Wypada jedynie żałować, że Pareto nie doczekał rozwoju masowej demokracji i w związku z tym nie mógł przeprowadzić analizy tego tworu. Wydaje się jednak, że współczesne systemy zwące się demokratycznymi wskazują na potrzebę modyfikacji pewnych twierdzeń Pareto. Elity władzy to w dużej mierze elity zdominowane przez różnego rodzaju miernoty, które najlepsze są jedynie w socjotechnicznych zabiegach mających skłonić lud do poparcia ich w wyborach. A mityczna demokracja to nie tyle rządy ludu, ile raczej rządy tych właśnie wybranych przezeń miernot. O elitach w takim rozumieniu jak w pracach Pareto trudno w ogóle mówić, często bowiem jednostki najwartościowsze funkcjonują na marginesie, a o dostępie do władzy mogą jedynie pomarzyć. Tak jak za czasów Pareto na ogół rządzą cwaniacy, łotry i oszuści…

(Artykuł opublikowany w piśmie narodowo-konserwatywnym „ROJALISTA — Pro Patria” nr 22/23/1997)


1 Vilfredo Pareto, Uczucia i działania. Fragmenty socjologiczne, Wydawnictwo Naukowe PWN, Warszawa 1994, s. 83.

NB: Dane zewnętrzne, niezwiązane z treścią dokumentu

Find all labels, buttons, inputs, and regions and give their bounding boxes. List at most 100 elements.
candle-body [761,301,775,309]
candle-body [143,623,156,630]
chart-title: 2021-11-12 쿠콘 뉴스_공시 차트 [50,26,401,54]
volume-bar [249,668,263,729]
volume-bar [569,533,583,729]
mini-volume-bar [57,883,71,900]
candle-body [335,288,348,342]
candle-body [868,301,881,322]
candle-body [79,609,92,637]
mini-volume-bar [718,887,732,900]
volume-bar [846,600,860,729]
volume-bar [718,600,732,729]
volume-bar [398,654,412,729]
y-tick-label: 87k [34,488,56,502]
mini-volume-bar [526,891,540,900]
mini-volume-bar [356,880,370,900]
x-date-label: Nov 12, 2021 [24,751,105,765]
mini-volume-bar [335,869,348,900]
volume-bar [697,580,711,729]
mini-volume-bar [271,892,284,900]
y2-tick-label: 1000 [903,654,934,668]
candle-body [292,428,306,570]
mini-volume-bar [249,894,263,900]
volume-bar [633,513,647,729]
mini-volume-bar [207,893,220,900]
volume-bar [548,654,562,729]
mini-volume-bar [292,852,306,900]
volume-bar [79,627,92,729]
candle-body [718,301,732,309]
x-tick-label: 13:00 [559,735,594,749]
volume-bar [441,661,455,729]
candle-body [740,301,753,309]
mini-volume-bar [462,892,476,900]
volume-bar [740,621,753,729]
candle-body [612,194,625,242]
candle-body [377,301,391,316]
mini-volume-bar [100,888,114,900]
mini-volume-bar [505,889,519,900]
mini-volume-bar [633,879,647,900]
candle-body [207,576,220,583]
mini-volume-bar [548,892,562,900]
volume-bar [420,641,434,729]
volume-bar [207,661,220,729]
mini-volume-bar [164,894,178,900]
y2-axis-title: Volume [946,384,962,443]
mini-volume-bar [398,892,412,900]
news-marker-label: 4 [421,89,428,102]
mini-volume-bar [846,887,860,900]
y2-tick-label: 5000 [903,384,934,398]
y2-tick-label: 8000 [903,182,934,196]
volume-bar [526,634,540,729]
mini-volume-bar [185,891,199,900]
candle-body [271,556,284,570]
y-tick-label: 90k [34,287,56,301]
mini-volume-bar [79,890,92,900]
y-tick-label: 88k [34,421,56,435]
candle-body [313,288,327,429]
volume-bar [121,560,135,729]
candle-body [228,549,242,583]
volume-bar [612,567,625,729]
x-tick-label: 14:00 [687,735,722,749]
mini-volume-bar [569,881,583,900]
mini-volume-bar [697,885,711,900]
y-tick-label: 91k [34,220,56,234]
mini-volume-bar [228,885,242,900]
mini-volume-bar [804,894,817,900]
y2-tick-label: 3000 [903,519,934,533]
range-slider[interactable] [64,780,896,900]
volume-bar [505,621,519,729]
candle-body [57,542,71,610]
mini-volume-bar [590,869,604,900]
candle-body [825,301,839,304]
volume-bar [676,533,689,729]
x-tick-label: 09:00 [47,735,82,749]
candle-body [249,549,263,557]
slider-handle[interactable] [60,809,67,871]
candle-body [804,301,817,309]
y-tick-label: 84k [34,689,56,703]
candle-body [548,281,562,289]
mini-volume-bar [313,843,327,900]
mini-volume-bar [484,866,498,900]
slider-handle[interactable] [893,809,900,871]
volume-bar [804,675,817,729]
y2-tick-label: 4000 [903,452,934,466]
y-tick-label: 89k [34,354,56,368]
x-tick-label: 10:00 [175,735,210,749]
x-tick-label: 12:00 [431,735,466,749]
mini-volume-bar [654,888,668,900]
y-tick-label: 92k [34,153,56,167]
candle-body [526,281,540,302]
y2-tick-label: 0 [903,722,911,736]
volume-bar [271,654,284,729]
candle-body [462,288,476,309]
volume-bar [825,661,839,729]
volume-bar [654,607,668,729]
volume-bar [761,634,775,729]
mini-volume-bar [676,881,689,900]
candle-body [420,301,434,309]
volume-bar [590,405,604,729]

2 Aleksander Hertz, Socjologia nieprzedawniona. Wybór publicystyki, Państwowy Instytut Wydawniczy, Warszawa 1992, rozdz. „Socjologia Vilfreda Pareto i teoria elit”, s. 79.
3 Ibidem, s. 86.
4 V. Pareto, op. cit., s. 87. Charakterystyczne, że Pareto nie formułuje ani kryteriów owej niepełnowartościowości jednostek, ani sposobów ich eliminacji. Sądząc z całego dorobku Pareto, nie ma to nic wspólnego z barbarzyńskimi metodami rodem choćby z III Rzeszy czy ZSRS.
5 Ibidem, s. 86.
6 Zdarzają się też postawy trwania przy dotychczasowej elicie władzy przez C, czego przykładem choćby postawa mieszkańców Wandei.
7 V. Pareto, op. cit., s. 55.
8 Ibidem, s. 57.
9 Przykładowo kult Rozumu lub wiara w Postęp, czy też Świetlaną Przyszłość, są przejawami uczuć religijnych.